Last Updated on
Amino acids are the basic building blocks of our body. And while they’re present in many foods, they’re highest and most readily absorbed in and from animal products, especially meat. I can already hear the vegetarians among us screaming (I live with three 🙂 ) but you can’t argue with science which is now showing that the high levels of certain amino acids in some foods can boost cardiovascular health in ways comparable to making major changes to your lifestyle.
Got that? You can eat your way to better cardiovascular health by upping your amino acid intake! In fact, according to the study conducted by researchers at the University of East Anglia in the UK, an increased intake of high quality, easily converted amino acids can be the equivalent of getting more exercise or even quitting smoking!
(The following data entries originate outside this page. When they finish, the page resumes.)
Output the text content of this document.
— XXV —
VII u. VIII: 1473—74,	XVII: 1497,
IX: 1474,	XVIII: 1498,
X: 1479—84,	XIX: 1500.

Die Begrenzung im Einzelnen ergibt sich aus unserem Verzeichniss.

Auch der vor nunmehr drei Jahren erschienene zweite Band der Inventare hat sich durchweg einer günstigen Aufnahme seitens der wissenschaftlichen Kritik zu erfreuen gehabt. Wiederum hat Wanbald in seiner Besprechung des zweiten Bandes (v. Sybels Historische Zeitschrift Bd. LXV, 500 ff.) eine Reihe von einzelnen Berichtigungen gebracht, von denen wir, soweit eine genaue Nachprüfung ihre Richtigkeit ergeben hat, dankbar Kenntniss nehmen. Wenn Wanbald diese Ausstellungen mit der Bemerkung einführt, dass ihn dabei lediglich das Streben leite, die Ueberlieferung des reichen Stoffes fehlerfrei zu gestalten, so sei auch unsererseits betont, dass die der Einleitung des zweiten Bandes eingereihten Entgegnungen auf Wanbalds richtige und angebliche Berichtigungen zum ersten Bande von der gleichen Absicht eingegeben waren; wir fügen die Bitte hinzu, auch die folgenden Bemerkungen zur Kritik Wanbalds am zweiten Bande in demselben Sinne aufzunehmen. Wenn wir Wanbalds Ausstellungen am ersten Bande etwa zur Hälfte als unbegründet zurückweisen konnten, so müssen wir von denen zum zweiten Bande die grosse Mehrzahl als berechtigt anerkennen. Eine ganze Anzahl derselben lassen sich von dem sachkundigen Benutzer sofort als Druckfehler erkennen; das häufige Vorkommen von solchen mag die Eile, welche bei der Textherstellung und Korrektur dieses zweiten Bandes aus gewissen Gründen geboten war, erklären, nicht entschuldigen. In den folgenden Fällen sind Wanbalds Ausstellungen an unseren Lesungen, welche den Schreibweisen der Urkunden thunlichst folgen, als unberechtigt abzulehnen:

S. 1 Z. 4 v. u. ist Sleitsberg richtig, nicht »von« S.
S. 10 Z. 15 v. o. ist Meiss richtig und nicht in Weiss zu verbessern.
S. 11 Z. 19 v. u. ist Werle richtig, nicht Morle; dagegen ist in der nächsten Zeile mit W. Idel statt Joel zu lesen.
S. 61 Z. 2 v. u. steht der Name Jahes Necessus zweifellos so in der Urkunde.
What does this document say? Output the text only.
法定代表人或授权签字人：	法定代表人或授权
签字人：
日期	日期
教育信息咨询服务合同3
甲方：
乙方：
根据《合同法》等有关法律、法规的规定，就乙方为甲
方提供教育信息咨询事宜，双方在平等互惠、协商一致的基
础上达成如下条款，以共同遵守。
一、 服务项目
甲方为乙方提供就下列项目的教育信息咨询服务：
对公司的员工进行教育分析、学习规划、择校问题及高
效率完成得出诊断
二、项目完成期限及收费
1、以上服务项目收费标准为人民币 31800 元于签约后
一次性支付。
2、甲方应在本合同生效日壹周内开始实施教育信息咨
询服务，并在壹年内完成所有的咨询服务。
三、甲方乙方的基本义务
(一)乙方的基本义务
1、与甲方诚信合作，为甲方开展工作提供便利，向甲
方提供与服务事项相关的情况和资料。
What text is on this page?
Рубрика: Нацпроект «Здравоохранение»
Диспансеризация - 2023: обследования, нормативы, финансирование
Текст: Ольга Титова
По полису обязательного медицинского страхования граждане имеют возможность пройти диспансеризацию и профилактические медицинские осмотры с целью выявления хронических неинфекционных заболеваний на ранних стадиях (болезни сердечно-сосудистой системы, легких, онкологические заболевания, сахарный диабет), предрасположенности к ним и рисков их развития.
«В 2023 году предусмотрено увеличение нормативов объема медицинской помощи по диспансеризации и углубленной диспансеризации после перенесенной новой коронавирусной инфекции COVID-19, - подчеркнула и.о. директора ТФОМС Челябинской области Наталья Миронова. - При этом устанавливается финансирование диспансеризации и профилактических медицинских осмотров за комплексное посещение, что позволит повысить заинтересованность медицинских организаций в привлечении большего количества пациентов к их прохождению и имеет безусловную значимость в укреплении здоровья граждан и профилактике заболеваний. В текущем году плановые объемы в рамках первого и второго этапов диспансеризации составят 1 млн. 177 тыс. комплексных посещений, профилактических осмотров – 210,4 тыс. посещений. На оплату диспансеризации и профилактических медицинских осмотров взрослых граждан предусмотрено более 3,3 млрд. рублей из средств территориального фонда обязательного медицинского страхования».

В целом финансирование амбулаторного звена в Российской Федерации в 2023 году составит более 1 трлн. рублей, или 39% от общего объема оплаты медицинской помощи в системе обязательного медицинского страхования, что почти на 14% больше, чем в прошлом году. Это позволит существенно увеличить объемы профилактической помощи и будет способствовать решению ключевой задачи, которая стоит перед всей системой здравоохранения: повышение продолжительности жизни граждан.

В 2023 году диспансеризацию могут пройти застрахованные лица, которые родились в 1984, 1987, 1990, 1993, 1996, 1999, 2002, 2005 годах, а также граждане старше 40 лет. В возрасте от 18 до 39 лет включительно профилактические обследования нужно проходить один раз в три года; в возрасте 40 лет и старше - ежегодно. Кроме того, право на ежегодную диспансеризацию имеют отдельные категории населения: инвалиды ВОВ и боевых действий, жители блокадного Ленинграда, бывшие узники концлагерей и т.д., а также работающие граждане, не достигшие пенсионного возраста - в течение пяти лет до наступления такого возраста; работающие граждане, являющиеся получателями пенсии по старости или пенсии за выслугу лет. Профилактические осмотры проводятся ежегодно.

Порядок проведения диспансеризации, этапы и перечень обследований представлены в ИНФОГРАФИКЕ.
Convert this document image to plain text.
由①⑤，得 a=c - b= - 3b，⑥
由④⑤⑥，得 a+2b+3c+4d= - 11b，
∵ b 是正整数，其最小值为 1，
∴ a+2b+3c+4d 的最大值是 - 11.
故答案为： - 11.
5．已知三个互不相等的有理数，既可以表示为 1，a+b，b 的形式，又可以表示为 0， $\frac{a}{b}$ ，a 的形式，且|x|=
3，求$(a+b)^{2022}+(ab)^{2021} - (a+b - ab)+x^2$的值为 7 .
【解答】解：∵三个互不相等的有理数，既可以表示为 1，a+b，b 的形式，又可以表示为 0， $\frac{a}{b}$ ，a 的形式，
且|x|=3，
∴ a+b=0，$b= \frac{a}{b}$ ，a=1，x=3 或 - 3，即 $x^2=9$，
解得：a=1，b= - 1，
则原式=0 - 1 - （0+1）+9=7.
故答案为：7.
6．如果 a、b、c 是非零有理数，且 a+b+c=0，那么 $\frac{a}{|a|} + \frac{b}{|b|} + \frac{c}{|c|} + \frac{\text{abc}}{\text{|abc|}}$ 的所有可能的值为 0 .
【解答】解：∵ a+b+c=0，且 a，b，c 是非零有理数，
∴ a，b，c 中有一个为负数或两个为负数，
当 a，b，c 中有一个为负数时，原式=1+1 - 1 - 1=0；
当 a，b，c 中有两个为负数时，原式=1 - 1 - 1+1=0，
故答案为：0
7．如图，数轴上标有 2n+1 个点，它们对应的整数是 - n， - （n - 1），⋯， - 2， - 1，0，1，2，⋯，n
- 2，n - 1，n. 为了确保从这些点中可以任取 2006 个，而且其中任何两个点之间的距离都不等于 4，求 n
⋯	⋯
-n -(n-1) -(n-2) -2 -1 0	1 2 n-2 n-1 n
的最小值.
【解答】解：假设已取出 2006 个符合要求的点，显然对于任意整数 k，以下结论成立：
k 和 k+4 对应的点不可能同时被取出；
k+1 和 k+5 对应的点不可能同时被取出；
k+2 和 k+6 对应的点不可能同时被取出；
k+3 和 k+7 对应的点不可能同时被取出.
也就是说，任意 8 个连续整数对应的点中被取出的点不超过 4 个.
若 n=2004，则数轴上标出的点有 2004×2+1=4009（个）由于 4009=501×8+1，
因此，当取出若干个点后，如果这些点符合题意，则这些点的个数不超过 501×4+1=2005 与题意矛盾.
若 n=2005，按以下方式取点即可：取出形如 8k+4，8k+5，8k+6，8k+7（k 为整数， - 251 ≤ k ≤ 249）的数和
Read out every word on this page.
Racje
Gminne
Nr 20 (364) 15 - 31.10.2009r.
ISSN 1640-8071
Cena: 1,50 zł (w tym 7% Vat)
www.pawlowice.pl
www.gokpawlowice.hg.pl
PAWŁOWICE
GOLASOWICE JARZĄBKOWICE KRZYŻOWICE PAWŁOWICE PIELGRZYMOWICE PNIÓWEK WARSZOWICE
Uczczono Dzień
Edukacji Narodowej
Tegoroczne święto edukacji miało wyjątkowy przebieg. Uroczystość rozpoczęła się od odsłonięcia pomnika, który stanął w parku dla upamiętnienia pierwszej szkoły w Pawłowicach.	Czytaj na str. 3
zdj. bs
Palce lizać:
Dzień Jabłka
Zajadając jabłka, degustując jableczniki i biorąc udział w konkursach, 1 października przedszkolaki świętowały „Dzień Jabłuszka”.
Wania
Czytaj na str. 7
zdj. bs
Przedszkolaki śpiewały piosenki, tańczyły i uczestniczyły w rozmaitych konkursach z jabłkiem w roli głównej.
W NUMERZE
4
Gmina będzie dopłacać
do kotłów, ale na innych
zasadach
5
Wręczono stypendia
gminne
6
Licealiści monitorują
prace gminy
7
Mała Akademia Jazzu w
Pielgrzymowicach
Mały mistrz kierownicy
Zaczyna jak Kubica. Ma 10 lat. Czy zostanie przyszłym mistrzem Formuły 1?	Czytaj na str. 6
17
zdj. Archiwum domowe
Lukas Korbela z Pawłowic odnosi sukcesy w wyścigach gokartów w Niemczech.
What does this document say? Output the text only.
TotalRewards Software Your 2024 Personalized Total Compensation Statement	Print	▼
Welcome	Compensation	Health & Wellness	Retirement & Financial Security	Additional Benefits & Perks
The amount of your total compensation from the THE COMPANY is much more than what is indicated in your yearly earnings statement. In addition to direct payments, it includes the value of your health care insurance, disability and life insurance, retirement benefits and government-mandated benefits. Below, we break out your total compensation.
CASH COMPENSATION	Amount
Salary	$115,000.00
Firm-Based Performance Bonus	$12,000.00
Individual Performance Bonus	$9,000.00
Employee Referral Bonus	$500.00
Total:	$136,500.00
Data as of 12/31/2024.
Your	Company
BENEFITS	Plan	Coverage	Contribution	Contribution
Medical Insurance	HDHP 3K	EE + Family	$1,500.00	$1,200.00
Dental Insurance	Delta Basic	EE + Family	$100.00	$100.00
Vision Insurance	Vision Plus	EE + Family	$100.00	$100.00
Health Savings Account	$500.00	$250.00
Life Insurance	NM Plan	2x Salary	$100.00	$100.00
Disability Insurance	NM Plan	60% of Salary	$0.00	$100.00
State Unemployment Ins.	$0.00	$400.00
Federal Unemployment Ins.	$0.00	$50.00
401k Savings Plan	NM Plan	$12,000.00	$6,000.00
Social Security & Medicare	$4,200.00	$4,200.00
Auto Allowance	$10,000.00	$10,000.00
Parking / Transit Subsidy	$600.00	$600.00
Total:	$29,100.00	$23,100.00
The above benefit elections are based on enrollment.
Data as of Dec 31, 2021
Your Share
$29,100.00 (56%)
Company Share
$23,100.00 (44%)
According to the project lead, Amy Jennings, “Results from previous studies have provided evidence that increased dietary protein may be associated with lower blood pressure. We wanted to know whether protein from animal sources or (protein from) plant-based sources was more beneficial – so we drilled down and looked at the different amino acids found in both meat and vegetables.”
The study investigated the way seven amino acids correlated with health changes. Tyrosine, leucine and glutamic acid are in highest concentrations in animal products while arginine, cysteine, glycine and histidineare are highest in some plant based foods.
Close to 2,000 women were included in the study, published in The Journal of Nutrition. The data came from TwinsUK, which is the largest UK adult twin registry. It’s used to study the genetic and environmental causes of age related disease.
The study concluded that those women who consumed the highest amounts of amino acids had lower blood pressure and less arterial stiffness. “The really surprising thing that we found is that amino acid intake has as much of an effect on blood pressure as established lifestyle risk factors such as salt intake, physical activity and alcohol consumption. For arterial stiffness, the association was similar to the magnitude of change previously associated with not smoking.”
The researchers found that amino acids from animal sources (glutamic acid, leucine, and tyrosine) were most strongly associated with lower levels of arterial stiffness and while increased intake of all seven amino acids result in lower blood pressure, they concluded that those from vegetables reduce blood pressure the most.
According to Amy, “Increasing intake from protein-rich foods such as meat, fish, dairy produce, beans, lentils, broccoli, and spinach could be an important and readily achievable way to reduce people’s risk of cardiovascular disease.”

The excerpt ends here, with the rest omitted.